TECH SUPPLIER Sep 2021 - IDC Survey Spotlight - Doc # US48221421

Future of Operations Worldwide Survey, 2021: Technology Priorities for Operations Are Evolving

By: Leif EriksenResearch Vice President, Future of Operations

Abstract

This IDC Survey Spotlight focusses on the current top technology investment priorities in operations (IDC describes operations as including any activity or a physical process which is integral to executing an organization's core business including producing goods or services, moving goods or services, and maintaining assets, infrastructure, or facilities). It is a snapshot from the Future of Operations Worldwide Survey, 2021.

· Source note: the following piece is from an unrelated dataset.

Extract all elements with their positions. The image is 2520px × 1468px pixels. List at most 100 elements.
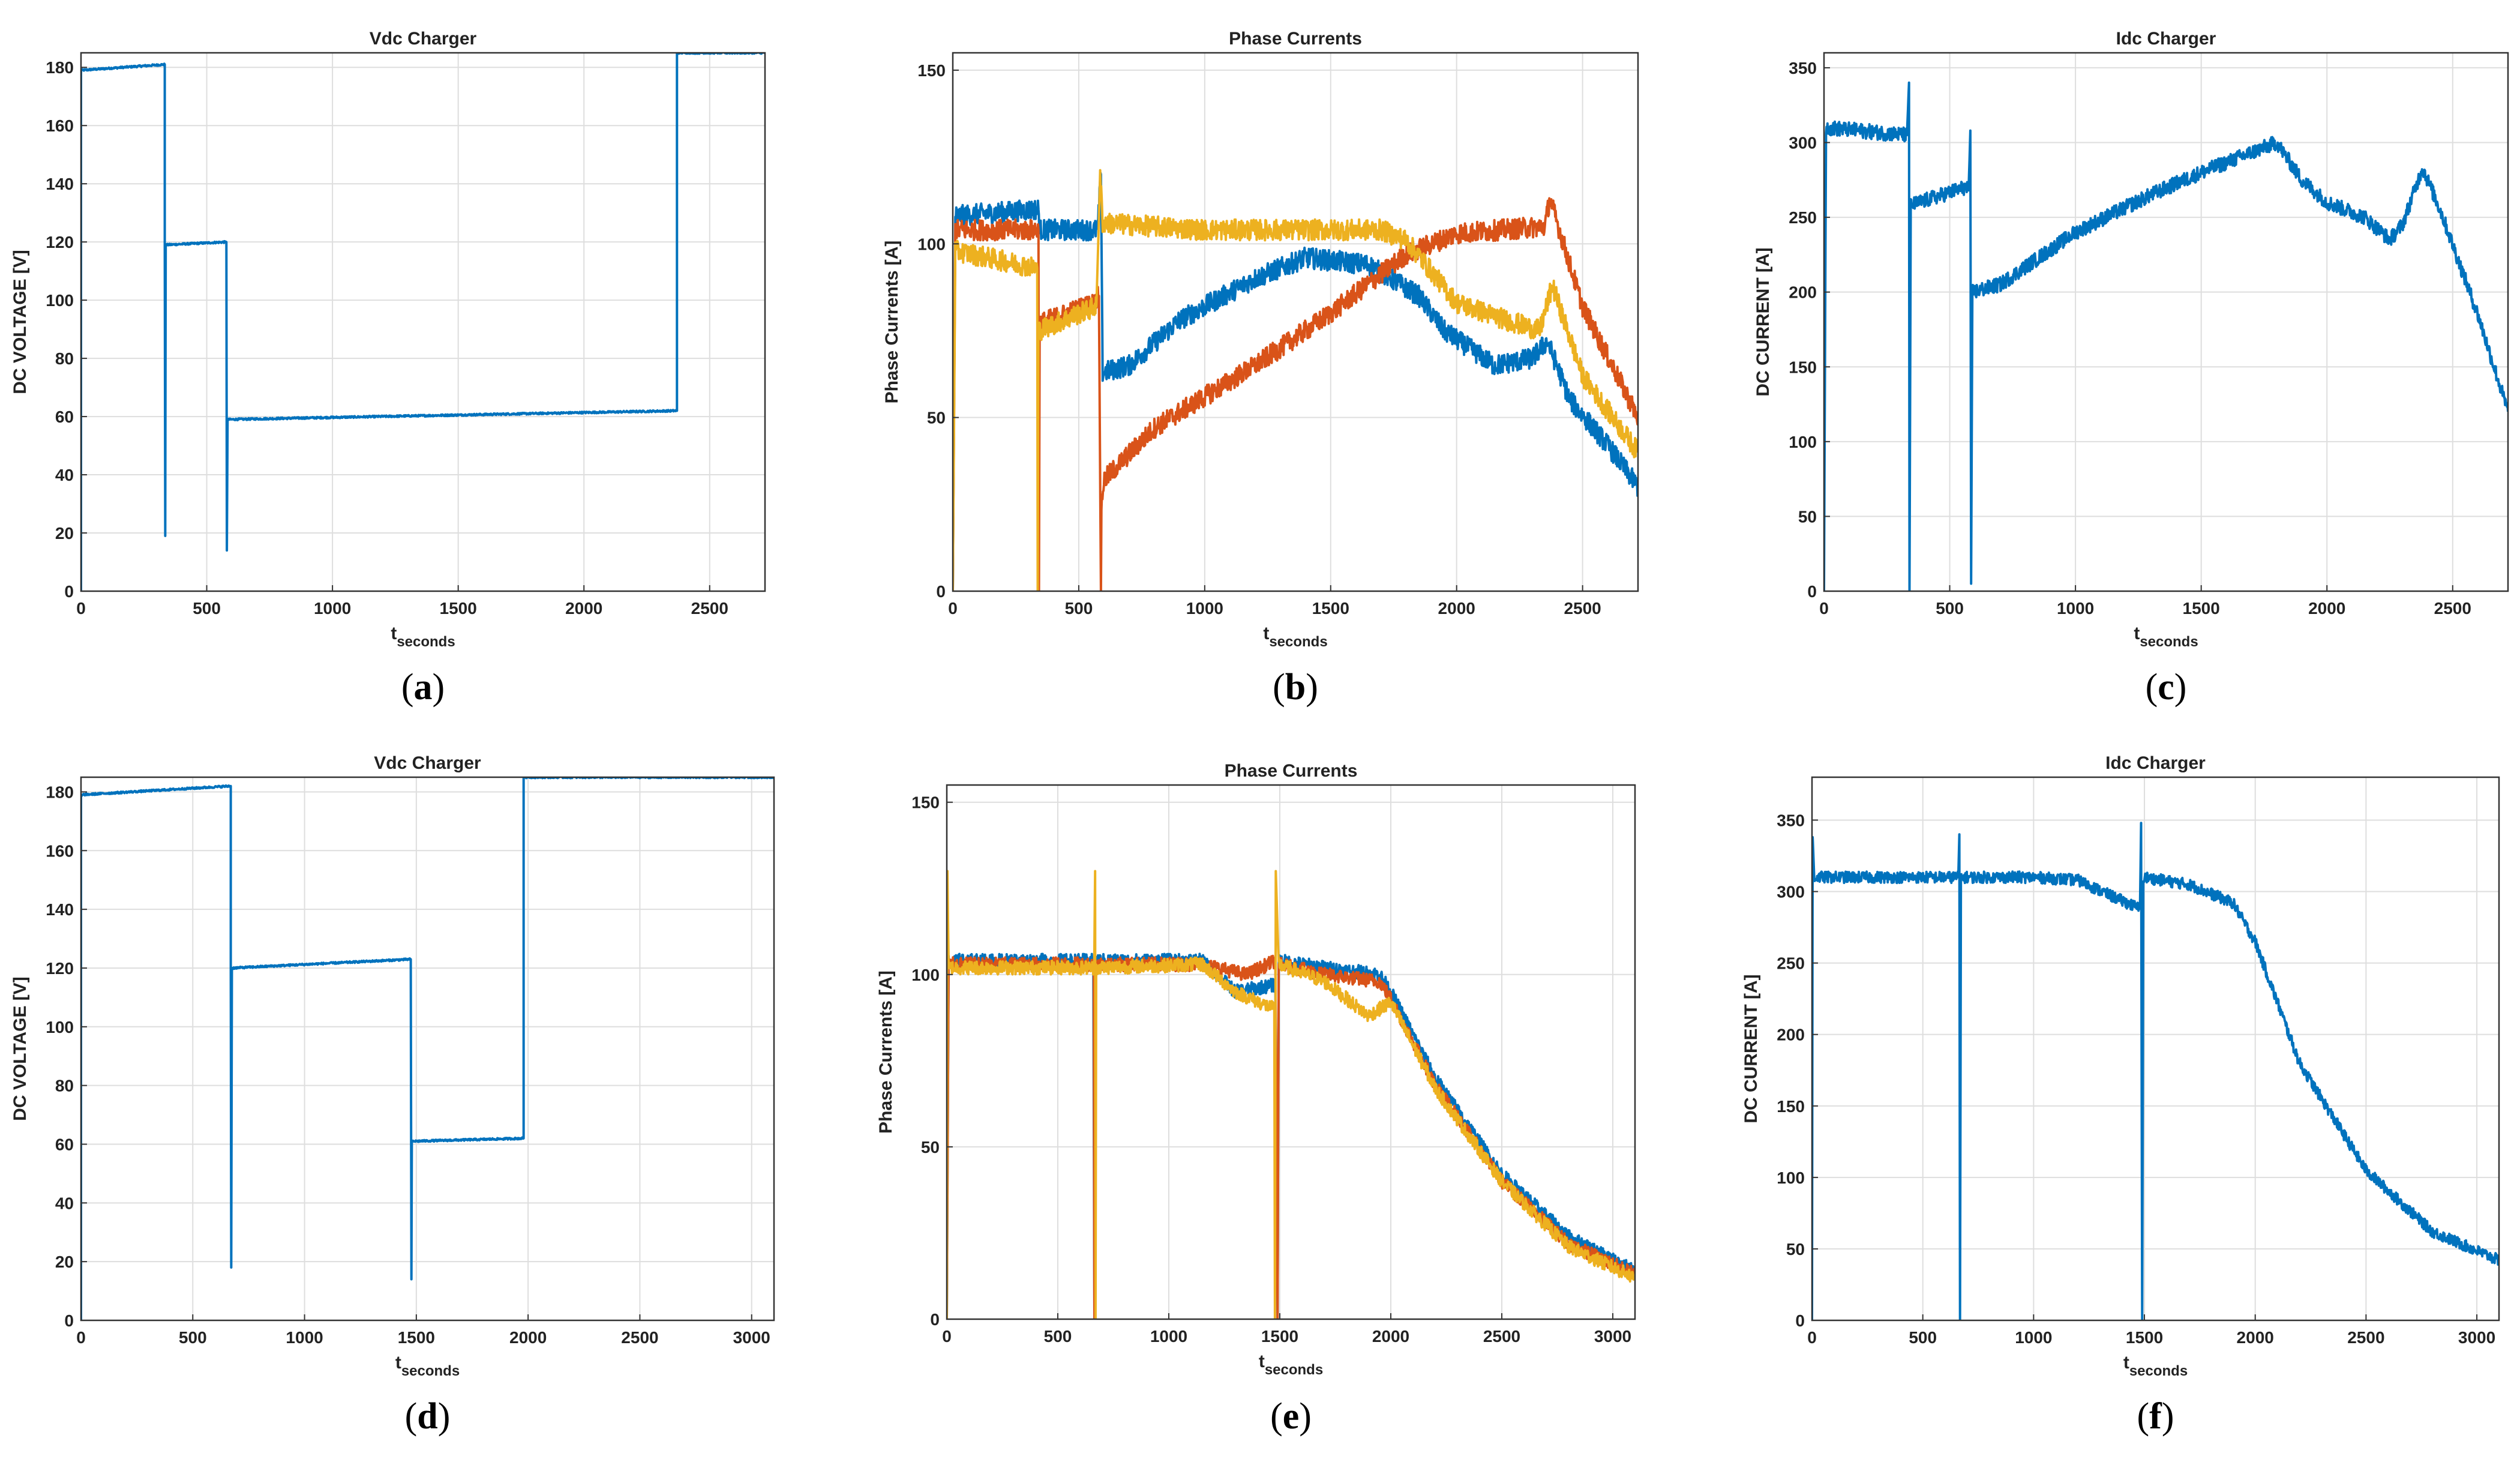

In the previous IDC's Future of Operations Survey Spotlight, we highlighted the accelerated movement of operational data to the cloud. This IDC Survey Spotlight reinforces that trend as survey respondents gave cloud top billing in their list of investment priorities for the next five years. This bolsters our prediction that the amount of operational data in the cloud should double again next year.

Wireless connectivity is also a top investment priority over the next five years. This is a reflection of the need to connect more data sources and collect more data. The need for more, and better, data is an overriding theme in the survey results and will be highlighted in later analysis. Respondents were not asked to specify to the wireless protocols they favor, but this is often simply a function of cost and capabilities.

Rounding out the top 3 investment priorities is artificial intelligence (AI) or machine learning (ML). This is the most interesting selection because elsewhere in the survey we found that AI projects had delivered mixed results to date. No doubt there is an element of pressure to find uses for AI/ML in operations if only because of the successes experienced with AI/ML in other segments of the economy. This oversimplifies the dynamic however as we also found that there is a correlation between success with AI/ML and other organizational metrics. More on this in future analysis.

Other hyped technologies such as AR/VR and 3D printing fell to the bottom of the list of investment priorities. In the case of the former, it's a function of its relative immaturity and, to a certain extent, the lack of compelling use cases in operations. In the case of the latter, it's a function of the niche aspect of the technology and the business case in operations.